We are certainly happy that we have a network of 72 million daily active users and over 300 million monthly active users, which does give us an advantage when we go to launch a game like The Ville where we can have 4.5 million installs on day 1.
Arvind Bhatia - Sterne Agee & Leach Inc., Research Division
And one last follow-up on the monthly unique payer number. I just want to get some clarification there.
I think I heard you guys say that from this -- the increase that you had this quarter from 3.5 million to 4.1 million was entirely due to Draw Something. So is that saying that the rest was flat, or are you saying that Draw Something was not only just the increase with more than -- I'm just trying to understand, outside of Draw Something, what the trends were for monthly unique payers?
David M. Wehner
Monthly unique payers would have been down if it were not for the acquisition of Draw Something.
Arvind Bhatia - Sterne Agee & Leach Inc., Research Division
Can you give us some -- can you just tell how -- where the magnitude might have been?
David M. Wehner
We're not giving more specifics than that.
Operator
Our final question comes from Mike Olson of Piper Jaffray.
Michael J. Olson - Piper Jaffray Companies, Research Division
You just said a few minutes ago that you don't talk about the monetization on a per game level. But could you talk about the early monetization trends for The Ville relative to others like is this game following the same sort of early-stage life cycle monetization trends that we saw from previous Ville games?
John Schappert
We don't breakout the individual monetization of a single game. And I would tell you that it's still -- while I am encouraged to see 4.5 million installs on a single day, I'm encouraged that it's the #2 game on Facebook, and it's over 6 million DAUs.
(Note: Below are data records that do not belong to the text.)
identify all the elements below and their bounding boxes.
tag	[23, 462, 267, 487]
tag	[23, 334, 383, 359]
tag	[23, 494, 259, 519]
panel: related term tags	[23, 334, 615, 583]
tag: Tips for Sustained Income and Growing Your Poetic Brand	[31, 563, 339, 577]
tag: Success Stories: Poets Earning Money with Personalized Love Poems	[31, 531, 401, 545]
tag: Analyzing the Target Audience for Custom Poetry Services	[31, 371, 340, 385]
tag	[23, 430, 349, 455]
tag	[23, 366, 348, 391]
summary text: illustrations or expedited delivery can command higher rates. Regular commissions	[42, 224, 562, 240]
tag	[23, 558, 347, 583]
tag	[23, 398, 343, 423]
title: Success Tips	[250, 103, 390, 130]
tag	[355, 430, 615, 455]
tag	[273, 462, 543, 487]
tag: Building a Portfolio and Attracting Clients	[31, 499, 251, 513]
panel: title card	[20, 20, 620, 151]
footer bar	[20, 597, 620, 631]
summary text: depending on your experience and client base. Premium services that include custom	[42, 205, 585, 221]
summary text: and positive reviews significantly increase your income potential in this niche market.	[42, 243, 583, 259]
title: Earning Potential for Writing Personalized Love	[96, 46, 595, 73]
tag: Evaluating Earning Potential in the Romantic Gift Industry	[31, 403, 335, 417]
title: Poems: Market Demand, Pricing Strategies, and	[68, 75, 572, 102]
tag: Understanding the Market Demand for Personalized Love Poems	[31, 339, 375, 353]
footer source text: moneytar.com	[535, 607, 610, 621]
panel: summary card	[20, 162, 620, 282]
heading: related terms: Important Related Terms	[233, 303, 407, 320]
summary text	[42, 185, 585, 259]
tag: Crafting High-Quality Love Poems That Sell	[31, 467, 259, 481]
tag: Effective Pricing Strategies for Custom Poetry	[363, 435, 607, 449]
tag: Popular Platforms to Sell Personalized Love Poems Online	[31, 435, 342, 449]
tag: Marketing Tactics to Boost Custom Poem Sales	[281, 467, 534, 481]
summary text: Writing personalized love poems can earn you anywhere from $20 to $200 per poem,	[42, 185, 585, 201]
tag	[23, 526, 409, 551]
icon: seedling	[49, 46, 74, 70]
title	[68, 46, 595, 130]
It's still very, very early for The Ville. And this is something we're going to continue to tweak and tune.
And I can't break that out for you on an individual game basis. I can tell you that it's early days, and I'm encouraged by the DAUs that we've seen in the installs.
Mark Pincus
Great. All right.
Well, thank you, everyone, for joining our second quarter conference call. And we will look forward to speaking with you next quarter.
Operator
Ladies and gentlemen, thank you for participating in today's conference. This concludes today's program.
You may all disconnect. Everyone, have a great day.